When Ann Lawson strolls into her neighbourhood grocery store, she really gets a workout. That’s because her Hannaford supermarket has a small gym located just past the pharmacy counter. It has treadmills, stationary bicycles, various other cardio machines, even a state-of-the-art Zumba room with a shiny wooden floor.

ALBANY, N.Y. — When Ann Lawson strolls into her neighbourhood grocery store, she really gets a workout.

That’s because her Hannaford supermarket has a small gym located just past the pharmacy counter. It has treadmills, stationary bicycles, various other cardio machines, even a state-of-the-art Zumba room with a shiny wooden floor.

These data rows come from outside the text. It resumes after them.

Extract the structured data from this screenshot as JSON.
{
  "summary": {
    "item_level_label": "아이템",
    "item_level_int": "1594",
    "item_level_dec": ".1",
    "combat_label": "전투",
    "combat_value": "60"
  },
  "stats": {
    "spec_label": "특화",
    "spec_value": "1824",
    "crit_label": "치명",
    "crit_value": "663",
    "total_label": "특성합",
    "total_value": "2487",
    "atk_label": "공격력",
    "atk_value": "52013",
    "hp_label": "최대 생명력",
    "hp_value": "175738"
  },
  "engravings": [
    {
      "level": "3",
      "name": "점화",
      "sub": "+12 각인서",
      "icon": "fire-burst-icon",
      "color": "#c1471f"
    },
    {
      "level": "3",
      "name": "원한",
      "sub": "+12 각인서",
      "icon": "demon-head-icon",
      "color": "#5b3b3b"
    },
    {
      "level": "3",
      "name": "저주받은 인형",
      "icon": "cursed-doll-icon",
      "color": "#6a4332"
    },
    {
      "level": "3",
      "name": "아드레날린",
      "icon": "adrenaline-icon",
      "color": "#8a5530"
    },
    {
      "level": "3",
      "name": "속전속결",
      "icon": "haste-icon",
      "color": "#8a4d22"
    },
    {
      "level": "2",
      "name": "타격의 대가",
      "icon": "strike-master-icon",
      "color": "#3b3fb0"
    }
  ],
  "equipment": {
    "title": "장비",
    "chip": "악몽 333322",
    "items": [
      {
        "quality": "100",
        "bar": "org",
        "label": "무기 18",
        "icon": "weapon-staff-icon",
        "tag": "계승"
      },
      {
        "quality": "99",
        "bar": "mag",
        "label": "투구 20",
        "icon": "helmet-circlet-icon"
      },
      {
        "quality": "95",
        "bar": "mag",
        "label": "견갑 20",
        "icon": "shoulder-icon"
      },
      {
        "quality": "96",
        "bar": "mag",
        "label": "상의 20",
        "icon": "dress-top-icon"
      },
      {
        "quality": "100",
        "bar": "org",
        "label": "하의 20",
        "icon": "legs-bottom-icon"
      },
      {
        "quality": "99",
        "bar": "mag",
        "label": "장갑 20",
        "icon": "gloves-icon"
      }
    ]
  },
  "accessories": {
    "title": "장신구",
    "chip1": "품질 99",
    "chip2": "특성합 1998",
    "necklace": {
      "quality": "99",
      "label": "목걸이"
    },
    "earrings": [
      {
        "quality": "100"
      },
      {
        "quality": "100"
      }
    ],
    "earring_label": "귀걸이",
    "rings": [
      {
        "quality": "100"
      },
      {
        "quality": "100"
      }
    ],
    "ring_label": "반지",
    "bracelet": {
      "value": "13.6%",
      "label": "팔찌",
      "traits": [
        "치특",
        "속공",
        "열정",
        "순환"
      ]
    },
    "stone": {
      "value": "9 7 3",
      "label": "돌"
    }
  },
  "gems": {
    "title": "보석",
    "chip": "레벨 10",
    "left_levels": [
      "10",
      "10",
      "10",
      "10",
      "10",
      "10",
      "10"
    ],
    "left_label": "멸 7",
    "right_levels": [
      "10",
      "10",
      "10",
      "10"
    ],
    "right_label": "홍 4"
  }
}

And best of all — it’s free.

“It’s about me getting healthy and losing some of this excess weight,” Lawson said. “And I like the idea of being able to work out and shop in one trip.”

Maine-based Hannaford insists the 5,600-square-foot health facility that opened in October is not part of some shrewd marketing campaign. The Albany store is the only one in the 184-store chain with such a gym, and there are no plans for more.

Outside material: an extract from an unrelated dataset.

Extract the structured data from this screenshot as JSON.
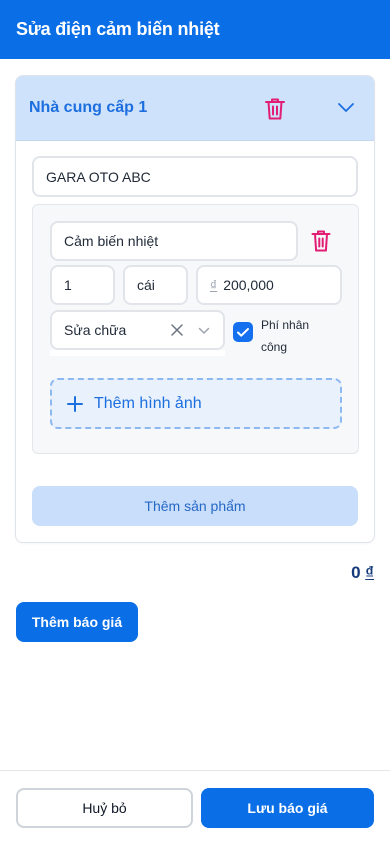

The idea grew out of a meeting last summer between Hannaford, the local YMCA and the health care provider Capital District Physicians’ Health Plan. All said their goal was to come up with something to improve the area’s health while also being convenient, accessible and free.

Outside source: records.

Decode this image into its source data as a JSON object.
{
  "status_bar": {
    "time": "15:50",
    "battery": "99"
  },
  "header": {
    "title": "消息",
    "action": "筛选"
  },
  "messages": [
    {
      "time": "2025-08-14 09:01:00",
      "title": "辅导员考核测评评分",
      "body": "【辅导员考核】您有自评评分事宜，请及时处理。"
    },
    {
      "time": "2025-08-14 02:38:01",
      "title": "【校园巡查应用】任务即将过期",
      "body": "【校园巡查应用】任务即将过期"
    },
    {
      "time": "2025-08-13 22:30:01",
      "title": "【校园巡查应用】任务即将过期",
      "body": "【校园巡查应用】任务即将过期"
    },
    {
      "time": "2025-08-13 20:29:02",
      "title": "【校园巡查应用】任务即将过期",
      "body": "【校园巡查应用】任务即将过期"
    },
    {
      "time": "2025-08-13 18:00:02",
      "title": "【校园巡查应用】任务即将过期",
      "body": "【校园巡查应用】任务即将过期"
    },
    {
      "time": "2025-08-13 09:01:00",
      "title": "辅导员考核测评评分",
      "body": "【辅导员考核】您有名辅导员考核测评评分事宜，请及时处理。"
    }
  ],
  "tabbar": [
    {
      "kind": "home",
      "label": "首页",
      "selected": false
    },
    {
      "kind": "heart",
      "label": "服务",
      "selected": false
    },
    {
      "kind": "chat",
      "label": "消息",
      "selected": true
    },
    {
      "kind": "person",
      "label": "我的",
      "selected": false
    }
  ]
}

The store had the extra space after a recent remodeling, and the Healthy Living Center was born with a goal to target obesity and diabetes.

“It’s been a natural partnership,” said Nancy Gildersleeve, director of healthy living for the Capital District YMCA. “This was perfect for our community. We have got to partner to prevent these chronic diseases.”

The centre has a personal trainer provided by the YMCA, a health care associate from CDPHP to answer questions and enrol new customers, and a Hannaford-registered dietitian to offer advice on healthy eating.

“This is really a first step for people that have never felt that connection and support,” said Gildersleeve, who notes that the YMCA has no other such partnership in the country. “This has become a community centre. People meet folks just like them.”

Store manager Dave Farrell, an admitted “exercise fool” who has dropped 86 pounds in the last year, said gym goers don’t have to shop in the store — they just fill out paperwork on the first visit and are given fobs to swipe when they stop by.

So far, just over 1,100 people have signed up, and the exercise classes are packed.

“Obviously, we’ve had people use it who weren’t customers and have decided to shop in the store,” Farrell said.

“It’s definitely a win for us, but that wasn’t the goal.”

Harry Balzer of the NPD Group, a Chicago-based consumer marketing research firm, thinks it’s a pretty good idea.

“All of us eat and 63 per cent of us say we exercise on a weekly basis,” Balzer said. “I have a ready and willing market with six out of 10 people who walk in the door, but the point that’s most salient is free. I know of nothing that will change your behaviour faster than money. Will it last? That’s the question.”

Margaret Deese, a Hannaford gym regular who doesn’t shop at the store and also has a membership at Planet Fitness, says she likes the concept, in part because of the camaraderie.

“This is wonderful,” she said. “It should be in every grocery store, wherever there’s a need.”